Due to the schedule adjustment, now not only were consumers cold and tired from huddling in line, they were also missing Thanksgiving dinner and most of the rest of the day, too. The stakes, already high, were ratcheted up considerably.

Not even armed public safety officials were exempt from injury anymore. “Police officers descended on Walmart in Rialto, Calif. after a brawl between two men injured a police officer who tried to break up the fight Thursday night,” reported Doug Saunders of the San Bernadino County Sun Nov. 28. “The injured officer was transported to St. Bernardine Medical Center in San Bernardino with a broken wrist.” Another cop in Romeoville, Ill., got it even worse the same night. “The commotion began about 10 p.m. [Nov. 28] when police were alerted to a theft in progress at [Kohl’s],” reported Adam Sege and Juan Perez, Jr. in the Chicago Tribune Friday. “The police officers waited outside the store and soon saw two men bringing a shopping cart out of the store toward [a black Pontiac Sunfire]. … An officer caught up with [them] but the suspect ‘closed the car door on the officer’s arm, not allowing the officer to disengage from the vehicle. ... The driver then drove away, dragging the officer with the vehicle.’”

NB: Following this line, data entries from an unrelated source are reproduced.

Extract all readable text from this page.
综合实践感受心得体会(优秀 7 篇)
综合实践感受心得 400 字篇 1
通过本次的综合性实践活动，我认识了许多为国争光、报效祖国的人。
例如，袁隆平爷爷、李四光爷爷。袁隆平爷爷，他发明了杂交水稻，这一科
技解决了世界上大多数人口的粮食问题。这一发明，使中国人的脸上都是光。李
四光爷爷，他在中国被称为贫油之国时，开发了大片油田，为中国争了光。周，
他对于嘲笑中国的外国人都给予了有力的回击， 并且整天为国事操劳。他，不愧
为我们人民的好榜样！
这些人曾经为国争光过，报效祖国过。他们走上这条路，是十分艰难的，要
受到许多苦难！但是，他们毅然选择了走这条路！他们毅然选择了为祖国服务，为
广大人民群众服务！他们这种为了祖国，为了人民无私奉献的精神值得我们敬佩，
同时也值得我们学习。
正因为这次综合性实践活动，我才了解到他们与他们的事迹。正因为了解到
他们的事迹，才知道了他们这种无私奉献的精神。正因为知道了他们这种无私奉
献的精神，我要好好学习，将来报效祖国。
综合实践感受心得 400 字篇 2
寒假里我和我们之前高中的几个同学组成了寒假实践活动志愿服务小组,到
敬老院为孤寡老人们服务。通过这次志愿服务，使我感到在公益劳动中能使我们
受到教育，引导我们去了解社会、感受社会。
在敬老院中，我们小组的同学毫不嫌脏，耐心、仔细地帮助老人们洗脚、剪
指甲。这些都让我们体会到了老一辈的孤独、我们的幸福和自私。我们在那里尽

Any further lingering doubts about whether the free market has a conscience should have been answered by the state of Black Friday in 2013. Gigantic companies have invented an increasingly punishing capitalistic gauntlet pitting family traditions against pure greed.

The Christmas shopping season feels more like the Hunger Games than ever before. (Make sure you wipe the blood from that off-brand tablet before you wrap it!)

And the saddest part? This cultural degradation hasn’t even produced fiscal results. “A record 141 million people are expected to shop in stores and online over the four-day Thanksgiving …up from last year’s 137 million, according to the results of a survey of nearly 4,500 shoppers conducted for The National Retail Federation,” reported the AP Sunday. “But total spending is expected to fall for the first time ever since the trade group began tracking it in 2006, according to the survey that was released Sunday. Over the four days, spending fell an estimated 2.9 percent to $57.4 billion.” If you’re going to sell what little soul you have, corporate America, the least you could do is get a decent price.